Transfer learning approaches with the support of computational intelligence methods such as neural network, Bayesian network, and fuzzy logic have been applied in real-world applications.
Q6. What is the fundamental motivation for transfer learning in the field of machine learning?
The fundamental motivation for transfer learning in the field of machine learning focuses on the need for lifelong machine learning methods that retain and reuse previously learned knowledge.
Q7. What is the main limitation of multi-task network structure learning algorithms?
The main limitation of such multi-task network structure learning algorithms lies in the assumption that all pairs of tasks are equally related, which violates the truth that different pairs of tasks can differ in their degree of relatedness.
Q8. What is the main purpose of transfer learning?
Research on transfer learning has been undertaken since 1995 under a variety of names: learning to learn; life-long learning; knowledge transfer; meta learning; inductive transfer; knowledge consolidation; context sensitive learning and multi-task learning [9].
Q9. What is the advantage of fuzzy logic in knowledge transfer?
Using fuzzy techniques in similarity measurement and label production, the authors revealed the advantage of fuzzy logic in knowledge transfer where the target domain lacks critical information and involves uncertainty and vagueness.
Q10. How did Zou et al. achieve this?
By applying salient feature detection and tracking in videos to simulate fixations and smooth pursuit in human vision, Zou et al. [102] successfully implemented an unsupervised learning algorithm in a self-taught learning setting.
Q11. What are the main reasons why neural network has been widely used for transfer learning?
Of the computational intelligence methods, neural network has been extensively used for transfer learning, mainly in computer vision and image processing domain.
Q12. What is the purpose of transfer learning?
Transfer learning has emerged in the computer science literature as a means of transferring knowledge from a source domain to a target domain.
Q13. What is the main reason why neural network has been widely used in transfer learning?
The main reason why neural network has been widely used in transfer learning is that it doesn’t have I.I.D. assumption on data while almost all stochastic techniques have.
Q14. What is the main difference between fuzzy logic and classical transductive transfer learning?
The two primary elements within fuzzy logic, the linguistic variable and the fuzzy if-then rule, are able to mimic the human ability to capture imprecision and uncertainty within knowledge transfer.
Q15. What is the main reason why the research paper is a summary of transfer learning?
From the summary of transfer learning, it is concluded that transfer learning with the use computational intelligence, as an emerging research topic, starts playing an important role in almost all kinds of application.
Q16. What is the problem in the representation learning camp for images?
Chopra et al. [51] argued that in the representation learning camp for images, existing deep learning approaches could not encode the distributional shift between the source and target domains.
Q17. What is the cost of retraining a prediction model?
As a result, once the feature space or the feature distribution of the test data changes, the prediction models cannot be used and must be rebuilt and retrained from scratch using newly-collected training data, which is very expensive and sometimes not practically possible.
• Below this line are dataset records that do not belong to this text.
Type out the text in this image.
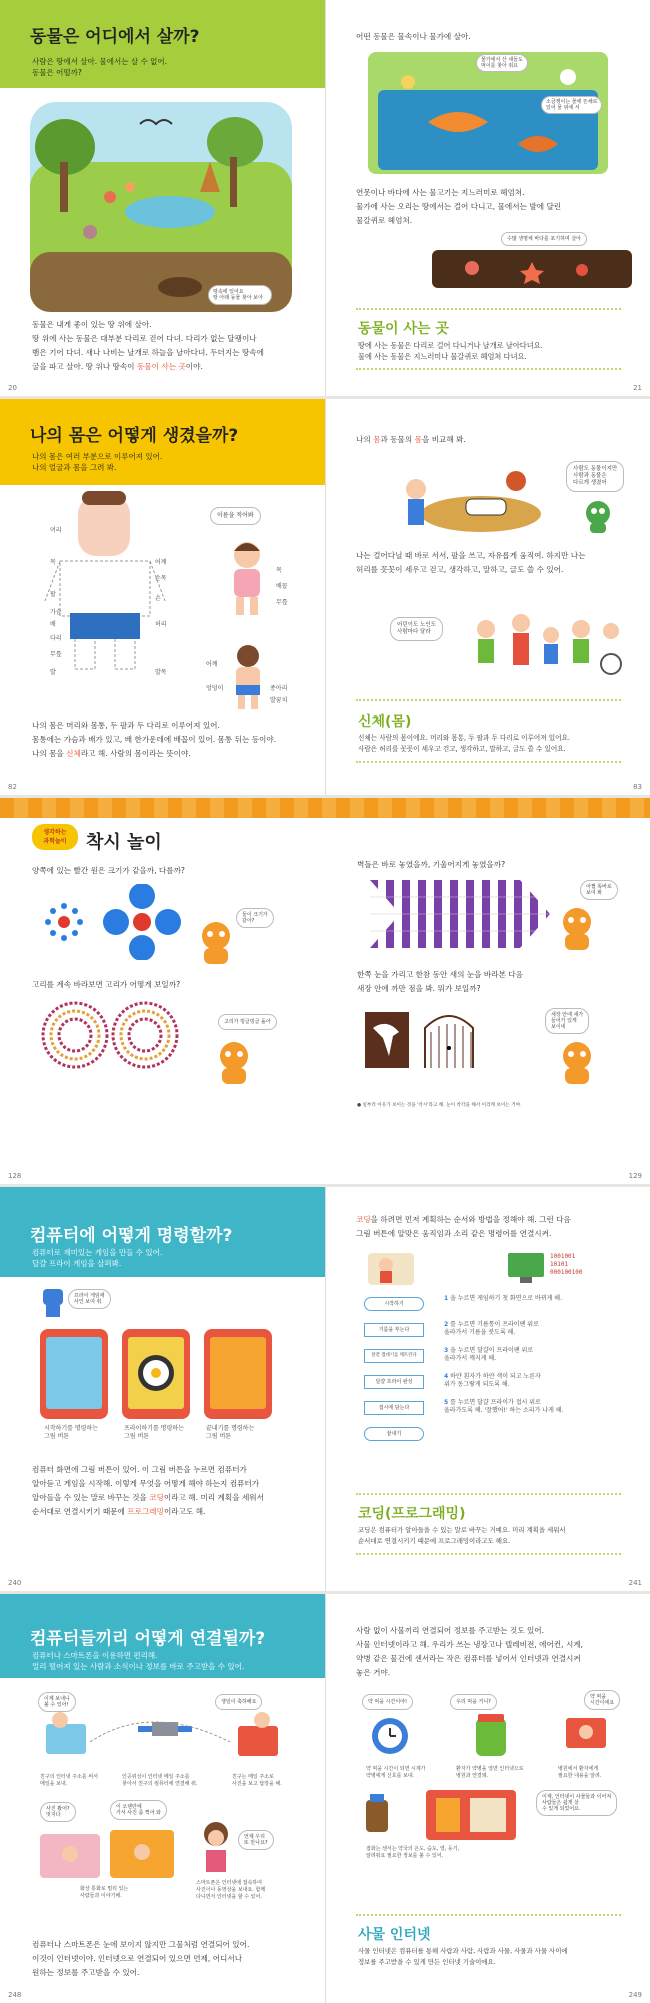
동물은 어디에서 살까?
사람은 땅에서 살아. 물에서는 살 수 없어.
동물은 어떨까?
땅속에 있어요
땅 아래 동물 찾아 보아
동물은 내게 좋이 있는 땅 위에 살아.
땅 위에 사는 동물은 대부분 다리로 걷어 다녀. 다리가 없는 달팽이나
뱀은 기어 다녀. 새나 나비는 날개로 하늘을 날아다녀. 두더지는 땅속에
굴을 파고 살아. 땅 위나 땅속이 동물이 사는 곳이야.
20
어떤 동물은 물속이나 물가에 살아.
물가에서 산 새들도
먹이를 찾아 줘요
소금쟁이는 물에 뜬채로
있어 물 위에 서
연못이나 바다에 사는 물고기는 지느러미로 헤엄쳐.
물가에 사는 오리는 땅에서는 걸어 다니고, 물에서는 발에 달린
물갈퀴로 헤엄쳐.
수많 생명체 바다를 포기하며 살아
동물이 사는 곳
땅에 사는 동물은 다리로 걸어 다니거나 날개로 날아다녀요.
물에 사는 동물은 지느러미나 물갈퀴로 헤엄쳐 다녀요.
21
나의 몸은 어떻게 생겼을까?
나의 몸은 여러 부분으로 이루어져 있어.
나의 얼굴과 몸을 그려 봐.
머리
목
팔
가슴
배
다리
무릎
발
어깨
손목
손
허리
발목
이름을 적어봐
목
배꼽
무릎
어깨
엉덩이	종아리
발꿈치
나의 몸은 머리와 몸통, 두 팔과 두 다리로 이루어져 있어.
몸통에는 가슴과 배가 있고, 배 한가운데에 배꼽이 있어. 몸통 뒤는 등이야.
나의 몸을 신체라고 해. 사람의 몸이라는 뜻이야.
82
나의 몸과 동물의 몸을 비교해 봐.
사람도 동물이지만
사람과 동물은
다르게 생겼어
나는 걸어다닐 때 바로 서서, 팔을 쓰고, 자유롭게 움직여. 하지만 나는
허리를 꼿꼿이 세우고 걷고, 생각하고, 말하고, 글도 쓸 수 있어.
어린이도 노인도
사람마다 달라
신체(몸)
신체는 사람의 몸이에요. 머리와 몸통, 두 팔과 두 다리로 이루어져 있어요.
사람은 허리를 꼿꼿이 세우고 걷고, 생각하고, 말하고, 글도 쓸 수 있어요.
83
생각하는
과학놀이	착시 놀이
양쪽에 있는 빨간 원은 크기가 같을까, 다를까?
둘이 크기가
같아?
고리를 계속 바라보면 고리가 어떻게 보일까?
고리가 빙글빙글 돌아
128
벽돌은 바로 놓였을까, 기울어지게 놓였을까?
어쩜 똑바로
보여 봐
한쪽 눈을 가리고 한참 동안 새의 눈을 바라본 다음
새장 안에 까만 점을 봐. 뭐가 보일까?
새장 안에 새가
들어가 있게
보이네
● 일부러 이유가 보이는 것을 '착시'라고 해. 눈이 착각을 해서 이리케 보이는 거야.
129
컴퓨터에 어떻게 명령할까?
컴퓨터로 재미있는 게임을 만들 수 있어.
달걀 프라이 게임을 살펴봐.
프라이 게임에
사인 보여 줘
시작하기를 명령하는
그림 버튼
프라이하기를 명령하는
그림 버튼
끝내기를 명령하는
그림 버튼
컴퓨터 화면에 그림 버튼이 있어. 이 그림 버튼을 누르면 컴퓨터가
알아듣고 게임을 시작해. 이렇게 무엇을 어떻게 해야 하는지 컴퓨터가
알아들을 수 있는 말로 바꾸는 것을 코딩이라고 해. 미리 계획을 세워서
순서대로 연결시키기 때문에 프로그래밍이라고도 해.
240
코딩을 하려면 먼저 계획하는 순서와 방법을 정해야 해. 그런 다음
그림 버튼에 알맞은 움직임과 소리 같은 명령어를 연결시켜.
1001001
10101
000100100
시작하기
기름을 부는다
달걀 껍데기를 깨트린다
달걀 프라이 완성
접시에 담는다
끝내기
1 을 누르면 게임하기 첫 화면으로 바뀌게 해.
2 를 누르면 기름통이 프라이팬 위로
올라가서 기름을 붓도록 해.
3 을 누르면 달걀이 프라이팬 위로
올라가서 깨지게 해.
4 하얀 흰자가 하얀 색이 되고 노른자
위가 동그랗게 되도록 해.
5 를 누르면 달걀 프라이가 접시 위로
올라가도록 해. '잘했어!' 하는 소리가 나게 해.
코딩(프로그래밍)
코딩은 컴퓨터가 알아들을 수 있는 말로 바꾸는 거예요. 미리 계획을 세워서
순서대로 연결시키기 때문에 프로그래밍이라고도 해요.
241
컴퓨터들끼리 어떻게 연결될까?
컴퓨터나 스마트폰을 이용하면 편리해.
멀리 떨어져 있는 사람과 소식이나 정보를 바로 주고받을 수 있어.
이제 보내니
볼 수 있어!	생일이 축하해요
친구의 인터넷 주소를 써서
메일을 보내.
인공위성이 인터넷 메일 주소를
찾아서 친구의 컴퓨터에 연결해 줘.
친구는 메일 주소로
사진을 보고 답장을 해.
사진 봤어?
멋지다
이 오랜만에
가서 사진 좀 찍어 와
언제 우리
또 만나요?
화상 통화로 멀리 있는
사람들과 이야기해.
스마트폰은 인터넷에 접속하여
사진이나 동영상을 보내요. 함께
다니면서 인터넷을 할 수 있어.
컴퓨터나 스마트폰은 눈에 보이지 않지만 그물처럼 연결되어 있어.
이것이 인터넷이야. 인터넷으로 연결되어 있으면 언제, 어디서나
원하는 정보를 주고받을 수 있어.
248
사람 없이 사물끼리 연결되어 정보를 주고받는 것도 있어.
사물 인터넷이라고 해. 우리가 쓰는 냉장고나 텔레비전, 에어컨, 시계,
약병 같은 물건에 센서라는 작은 컴퓨터를 넣어서 인터넷과 연결시켜
놓은 거야.
약 먹을 시간이야!	우리 먹을 거니?
약 먹을
시간이에요
약 먹을 시간이 되면 시계가
약병에게 신호를 보내.
환자가 약병을 열면 인터넷으로
병원과 연결돼.
병원에서 환자에게
필요한 내용을 알려.
이제, 인터넷이 사물들과 이어져
사람들은 쉽게 살
수 있게 되었어요.
접화는 센서는 약국의 온도, 습도, 열, 등기,
알려줘요 필요한 정보를 볼 수 있어.
사물 인터넷
사물 인터넷은 컴퓨터를 통해 사람과 사람, 사람과 사물, 사물과 사물 사이에
정보를 주고받을 수 있게 만든 인터넷 기술이에요.
249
Q18. What is the problem of reusing English lowercase digits?
Authors [50] also considered a problem of classifying images of English lowercase a-to-z by reusing fine-tuned features of English handwritten digits 0-to-9.
Q19. How did they extend a previously constructed algorithm?
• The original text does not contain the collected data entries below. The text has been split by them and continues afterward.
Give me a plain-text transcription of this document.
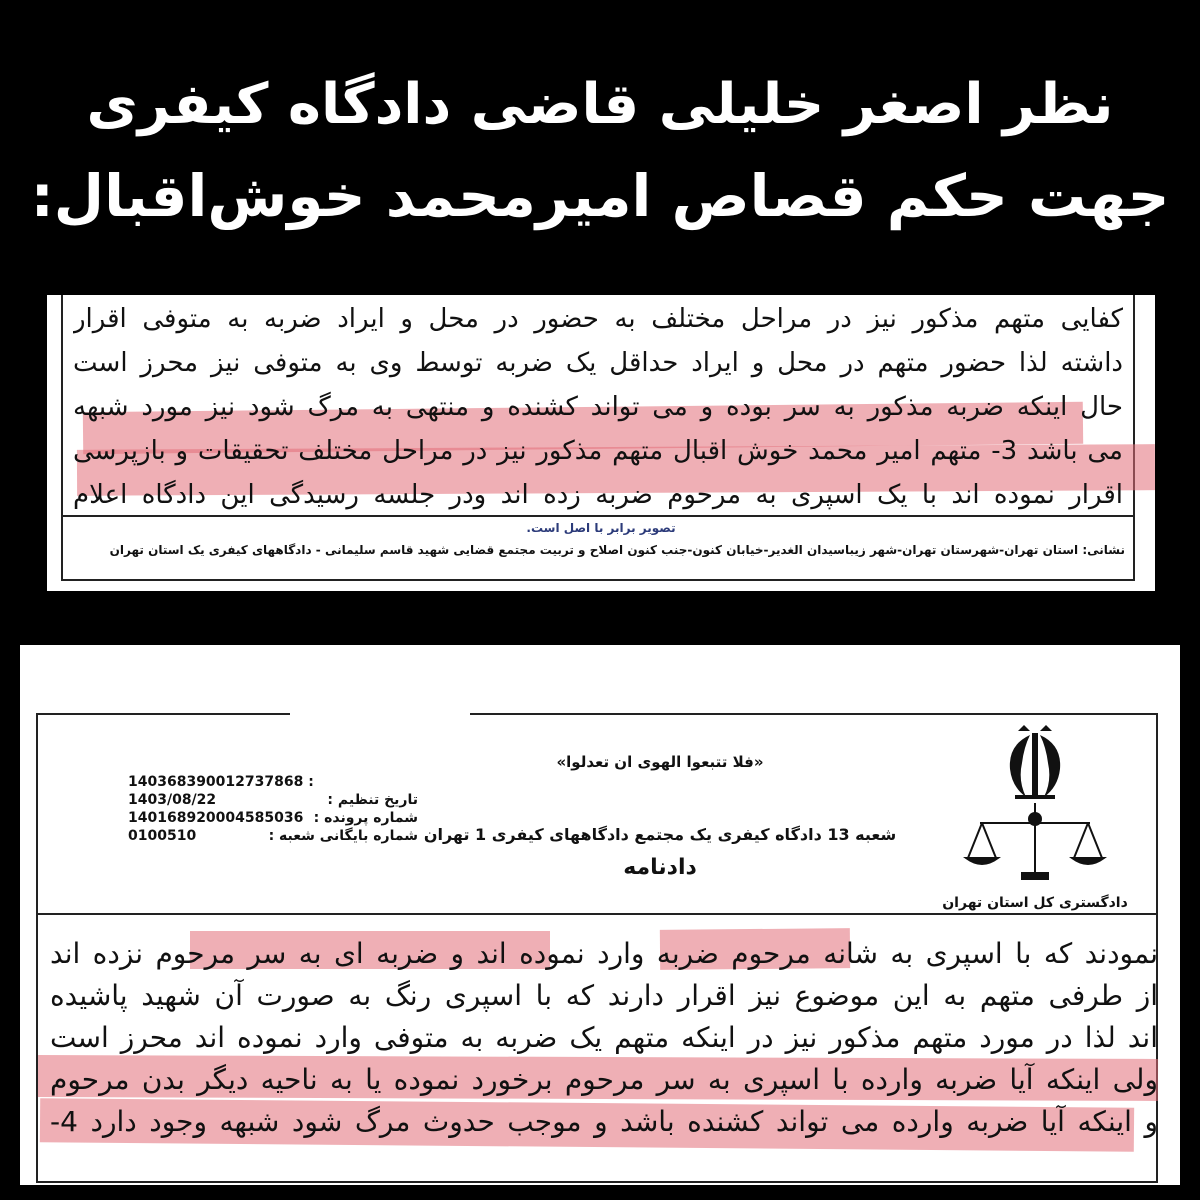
نظر اصغر خلیلی قاضی دادگاه کیفری
جهت حکم قصاص امیرمحمد خوش‌اقبال:
کفایی متهم مذکور نیز در مراحل مختلف به حضور در محل و ایراد ضربه به متوفی اقرار
داشته لذا حضور متهم در محل و ایراد حداقل یک ضربه توسط وی به متوفی نیز محرز است
حال اینکه ضربه مذکور به سر بوده و می تواند کشنده و منتهی به مرگ شود نیز مورد شبهه
می باشد 3- متهم امیر محمد خوش اقبال متهم مذکور نیز در مراحل مختلف تحقیقات و بازپرسی
اقرار نموده اند با یک اسپری به مرحوم ضربه زده اند ودر جلسه رسیدگی این دادگاه اعلام
تصویر برابر با اصل است.
نشانی: استان تهران-شهرستان تهران-شهر زیباسیدان الغدیر-خیابان کنون-جنب کنون اصلاح و تربیت مجتمع قضایی شهید قاسم سلیمانی - دادگاههای کیفری یک استان تهران
«فلا تتبعوا الهوی ان تعدلوا»
140368390012737868 :
تاریخ تنظیم :
1403/08/22
شماره پرونده :
140168920004585036
شماره بایگانی شعبه :
0100510	شعبه 13 دادگاه کیفری یک مجتمع دادگاههای کیفری 1 تهران
دادنامه
دادگستری کل استان تهران
نمودند که با اسپری به شانه مرحوم ضربه وارد نموده اند و ضربه ای به سر مرحوم نزده اند
از طرفی متهم به این موضوع نیز اقرار دارند که با اسپری رنگ به صورت آن شهید پاشیده
اند لذا در مورد متهم مذکور نیز در اینکه متهم یک ضربه به متوفی وارد نموده اند محرز است
ولی اینکه آیا ضربه وارده با اسپری به سر مرحوم برخورد نموده یا به ناحیه دیگر بدن مرحوم
و اینکه آیا ضربه وارده می تواند کشنده باشد و موجب حدوث مرگ شود شبهه وجود دارد 4-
Koçer and Arslan [97] introduced the use of genetic algorithm and transfer learning by extending a previously constructed algorithm.
Q20. What is the main reason for the lack of labeled training data?
since learning-based models need adequate labeled data for training, it is nearly impossible to establish a learning-based model for a target domain which has very few labeled data available for supervised learning.